Sou um mau leitor de poesia, impaciente, quantas vezes buscando-lhe o rumo e mesmo desenlaces que ela não quer ter. Ou que eu não consigo descortinar. E nisso lembro agora que, há um mês, ao chegar ao "Sem drama", último poema que ali deixou, me senti retratado naquele, nada acusatório mas tão descansadamente irónico, transpirando a bonomia do homem vivido e sábio, "Poucas pessoas gostam de poesia, / embora a maioria, / como é sabido, diga que sim. / (...) / Vicejando em qualquer lado, / há quem a ponha na lapela / para o encontro aprazado. / Outros mostam-na à janela / no lugar do cortinado. / Mas, sem que nisso haja drama, / raros são decerto aqueles / que a fazem dormir com eles / noite após noite na cama". Pensei até enviar-lhe nota dessa minha sensação de retratado, "sem drama" claro. Falhei nisso, perdendo-me em demoras.
Com gentileza, que me foi até surpreendente, e que inicialmente atribuí à solidariedade no seio desta confraria bloguística, foi-me enviando os livros que ia publicando. Agradeci-lhos, com sinceridade, mas nunca me atrevi a perguntar-lhe da razão de ofertar este leitor sempre silencioso. Fiquei-me com a ideia, fico-me com ela, pois me é agradável, que fosse forma dele remeter o seu trabalho para este Maputo, o ex-Lourenço Marques, onde um dia, longínquo das quatro décadas já decorridas desde 1971-2, entrou com os seus poemas nessa espantosa, até lendária, aventura do "Caliban", revista como-se-fundacional capitaneada por António Quadros (então J.P. Grabato Dias) e Rui Knopfli. Sendo assim meio de refutar, pelo menos em parte, aquilo do "Tudo o que outrora soube e já esqueci: / os nomes, coisas, datas e lugares. / (...) / Tudo o que tive e nunca mais terei." (em "Tudo"), neste caso um seu lugar de ombrear poético.
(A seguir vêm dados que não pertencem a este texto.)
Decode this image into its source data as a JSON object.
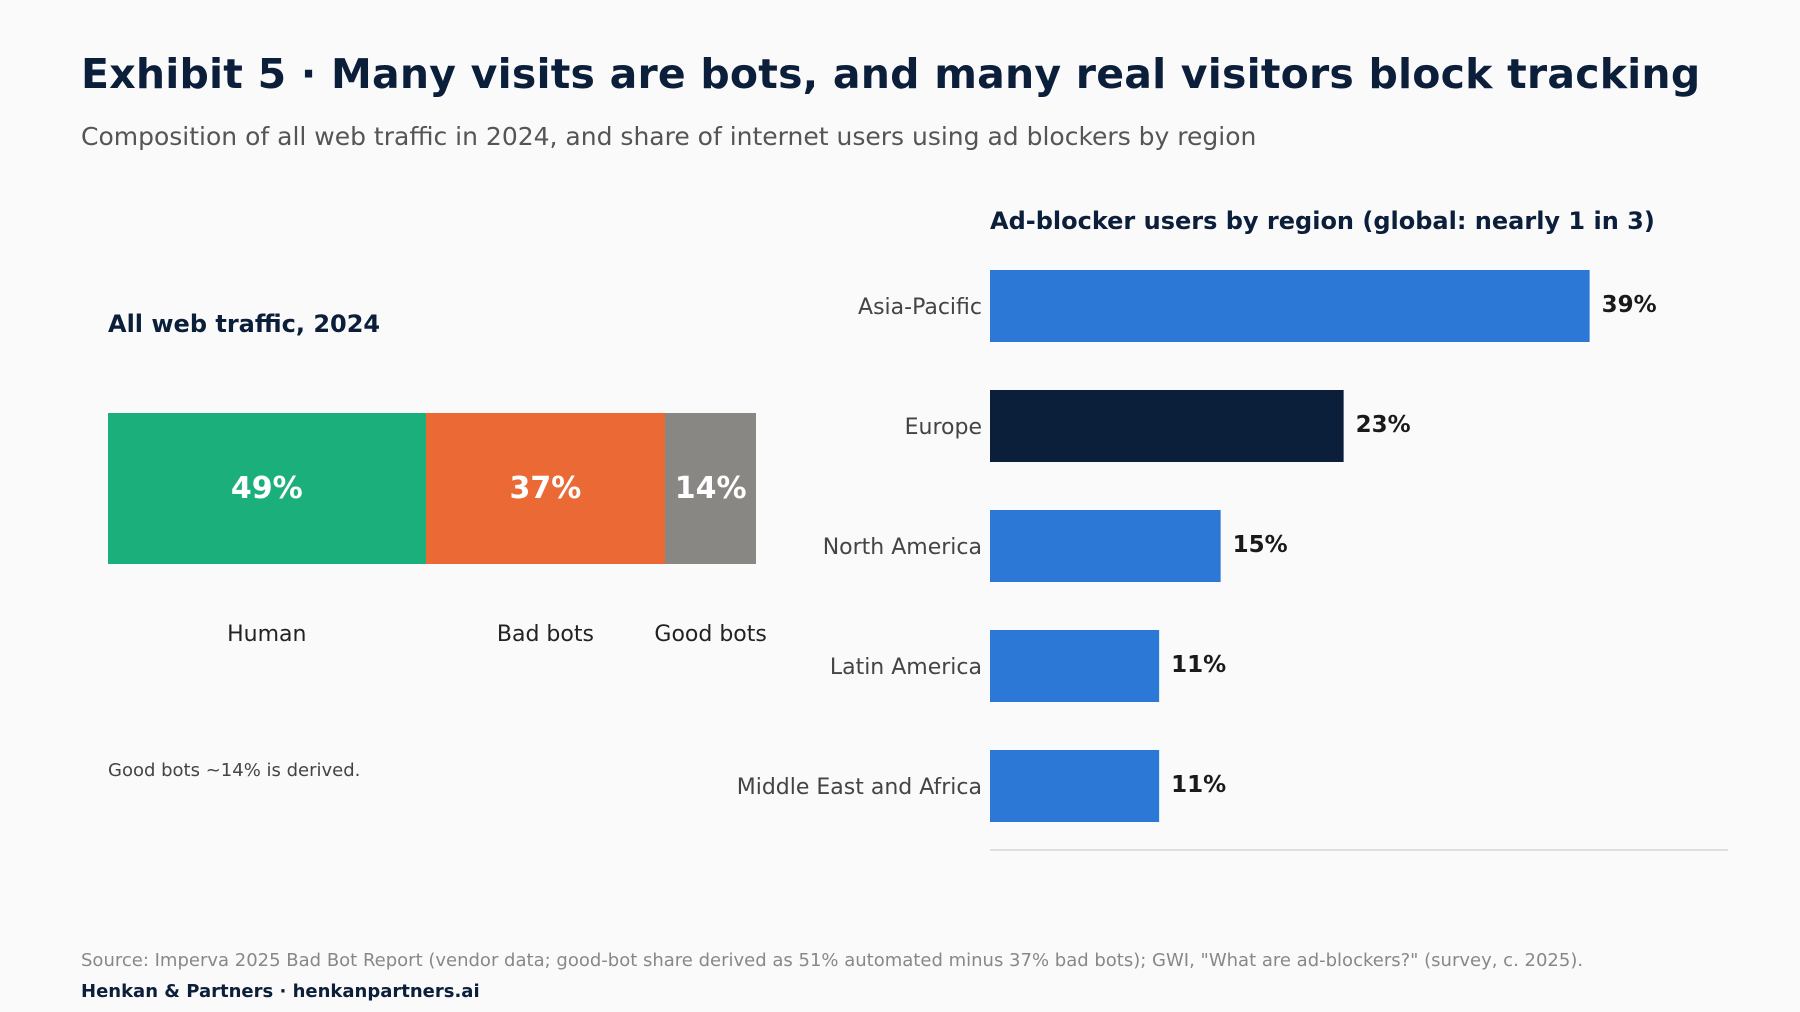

Assim sendo, deixando-me crer nesta versão, nesta sua morte regresso ao Torquato da Luz de "Caliban", neste meu volume que um dia, abençoado seja, José Soares Martins e Nelson Saúte, abençoados sejam, decidiram reeditar e reavivar. A um Torquato da Luz invejável, capaz de deixar isto (será que o viveu?, e se sim ainda mais invejável ..., invejo-o eu, sempre estancado diante da aflição):
Apenas aflição
Apenas aflição e nada mais.
Um arrepio correndo o corpo todo.
Estar aflito é um modo
de estar com os demais.
Aflito. Como se um rio
de súbito saído do seu leito
afogasse o navio
do corpo a que estou sujeito.
Não temas. É aflito que escrevo.
Aflito realizo
ser de tudo o que vejo o dono e o servo.
Tudo o mais que preciso
é saber que me devo
um permanente aviso.
(Caliban, nº 3-4)
Adenda: também coloquei este postal no Delito de Opinião. Lá, nos comentários, Ana Vidal deixou um poema auto-retrato de Torquato da Luz. Mais do que se justifica trazê-lo para aqui:
O QUE DER E VIER
Tributário apenas da verdade,
avesso a peias e grilhetas,
feito da massa dos poetas
e dos que amam a liberdade,
sensível à dor própria e à dor alheia,
lutando até ao fim por uma ideia
de peito aberto e sem ter medo
de nada nem de ninguém,
capaz de guardar segredo
mas de o revelar também,
eis como sempre hei-de ser
para o que der e vier.
Torquato da Luz publica no Ofício Diário. Há pouco editou este seu novo livro "Espelho Íntimo" (edição de O cão que lê), que agora me chega às mãos. Uma poesia que diz o caminho, necessário, contínuo. Insano?
Pescaria
Pescador de águas límpidas, lancei
a minha rede e esperei.
Mas o peixe fugiu, foi mais sagaz
do que algum dia imaginei.
Agora só me resta ser capaz
de começar de novo a pescaria,
até um dia.
jpt
Torquato da Luz, veterano confrade bloguístico que habita o Ofício Diário, vai publicar mais um livro de poesia, intitulado "Espelho Íntimo". A apresentação pública será na longínqua Lisboa, no próximo 26 de Maio. Os meus desejos que o leiam.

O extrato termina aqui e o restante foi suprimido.